I just received my WGI update for July and learned that Dr. Kirk Strawn passed away June 9, 2008, in Deland, Florida USA aged 86. Water Lilies are a remarkably specialised genus of plants (in terms of their requirements) when compared to, say Roses and yet they've been lucky enough to attract the attentions of two revolutionary geniuses in the scientific art of plant hybridisation. The first Latour-Marliac changed our understanding of plant breeding and through his genius gave us many cultivars still grown together not to mention Monet's lilies.
Kirk Strawn built on Marliac's genius where all others had tried and failed and gave us a new suite of hybrids, the majority of them unique in form and shape and showing a range of stunning new colours. The first plant I ever spent money on, years before I'd heard his name, was Strawn's Nyphaea "Colorado". To this day I invariably pick a Strawn hybrid as my favourite in a mixed lily pond - often without knowing it to be his. Check out James Knock's wonderful series of galleries here to see what I mean.

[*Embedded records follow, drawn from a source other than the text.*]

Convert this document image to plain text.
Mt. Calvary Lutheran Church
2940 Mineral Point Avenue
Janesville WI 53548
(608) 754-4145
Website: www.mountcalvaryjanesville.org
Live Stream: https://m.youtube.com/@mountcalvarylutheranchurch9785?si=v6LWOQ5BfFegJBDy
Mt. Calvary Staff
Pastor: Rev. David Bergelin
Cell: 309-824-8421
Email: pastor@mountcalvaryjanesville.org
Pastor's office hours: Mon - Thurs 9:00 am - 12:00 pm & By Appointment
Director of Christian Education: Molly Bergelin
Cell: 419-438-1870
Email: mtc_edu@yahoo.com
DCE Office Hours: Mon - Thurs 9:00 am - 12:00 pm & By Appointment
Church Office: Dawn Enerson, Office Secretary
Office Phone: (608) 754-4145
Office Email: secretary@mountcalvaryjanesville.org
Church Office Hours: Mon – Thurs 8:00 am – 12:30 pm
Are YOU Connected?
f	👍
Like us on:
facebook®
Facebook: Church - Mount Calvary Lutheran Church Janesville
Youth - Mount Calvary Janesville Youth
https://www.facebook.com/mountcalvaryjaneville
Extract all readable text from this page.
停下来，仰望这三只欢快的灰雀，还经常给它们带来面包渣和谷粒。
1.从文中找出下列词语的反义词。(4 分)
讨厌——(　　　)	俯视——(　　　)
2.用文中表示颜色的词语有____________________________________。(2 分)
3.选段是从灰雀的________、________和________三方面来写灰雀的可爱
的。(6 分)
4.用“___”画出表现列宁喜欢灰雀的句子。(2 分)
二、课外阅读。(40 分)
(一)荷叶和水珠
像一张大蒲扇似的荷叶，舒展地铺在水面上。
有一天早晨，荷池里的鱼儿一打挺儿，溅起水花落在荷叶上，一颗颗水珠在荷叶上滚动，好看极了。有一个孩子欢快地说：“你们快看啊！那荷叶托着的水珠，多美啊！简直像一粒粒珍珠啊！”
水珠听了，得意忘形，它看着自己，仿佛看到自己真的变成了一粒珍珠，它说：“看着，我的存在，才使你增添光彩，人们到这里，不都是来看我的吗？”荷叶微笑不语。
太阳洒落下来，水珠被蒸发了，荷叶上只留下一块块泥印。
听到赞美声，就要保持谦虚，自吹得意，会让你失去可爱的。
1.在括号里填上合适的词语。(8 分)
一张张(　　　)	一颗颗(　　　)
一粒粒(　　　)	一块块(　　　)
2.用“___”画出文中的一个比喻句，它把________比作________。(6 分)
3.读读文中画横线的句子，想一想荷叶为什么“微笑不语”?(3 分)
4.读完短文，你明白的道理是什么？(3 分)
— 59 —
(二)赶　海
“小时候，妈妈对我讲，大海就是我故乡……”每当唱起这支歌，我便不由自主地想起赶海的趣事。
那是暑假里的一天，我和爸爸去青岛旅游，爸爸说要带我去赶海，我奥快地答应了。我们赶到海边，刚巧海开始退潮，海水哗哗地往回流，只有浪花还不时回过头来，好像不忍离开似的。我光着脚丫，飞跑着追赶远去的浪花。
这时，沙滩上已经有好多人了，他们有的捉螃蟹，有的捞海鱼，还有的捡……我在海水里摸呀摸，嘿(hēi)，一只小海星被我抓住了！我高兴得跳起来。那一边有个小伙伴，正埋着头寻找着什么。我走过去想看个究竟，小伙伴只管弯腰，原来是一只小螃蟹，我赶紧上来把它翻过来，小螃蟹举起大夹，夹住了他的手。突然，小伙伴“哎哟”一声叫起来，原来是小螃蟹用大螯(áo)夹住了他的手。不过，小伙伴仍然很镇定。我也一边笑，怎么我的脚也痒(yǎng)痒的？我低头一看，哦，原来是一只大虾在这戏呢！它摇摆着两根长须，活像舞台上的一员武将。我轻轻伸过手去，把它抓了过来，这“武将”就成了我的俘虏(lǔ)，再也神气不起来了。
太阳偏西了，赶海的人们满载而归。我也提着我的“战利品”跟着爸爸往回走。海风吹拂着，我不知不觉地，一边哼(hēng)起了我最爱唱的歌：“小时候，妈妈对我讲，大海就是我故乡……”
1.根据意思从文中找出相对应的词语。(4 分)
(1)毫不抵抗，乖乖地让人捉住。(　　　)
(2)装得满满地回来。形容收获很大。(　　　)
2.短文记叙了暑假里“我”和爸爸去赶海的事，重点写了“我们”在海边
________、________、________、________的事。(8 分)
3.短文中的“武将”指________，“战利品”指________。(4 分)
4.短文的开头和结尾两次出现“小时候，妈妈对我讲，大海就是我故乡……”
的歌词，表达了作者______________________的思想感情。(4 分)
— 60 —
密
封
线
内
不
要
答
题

We may have lost a genius but Dr. Strawn's legacy will live on and on in ponds across the world for generations to come just as his predecessor Latour-Marliac's has. I don't have a picture of any of Strawn's hybrids on this computer so I will leave you with an image of one of Kirk's longtime goals and inspirations - a blue lily; the one goal still to be definitively achieved is the blue hardy lily - Strawn never got there but he was known to dye a white lily blue to prank his friends.
2 comments:
Kirk will be missed by a lot of us.
He certainly will Bob - thanks for stopping by and I'm sorry for your loss.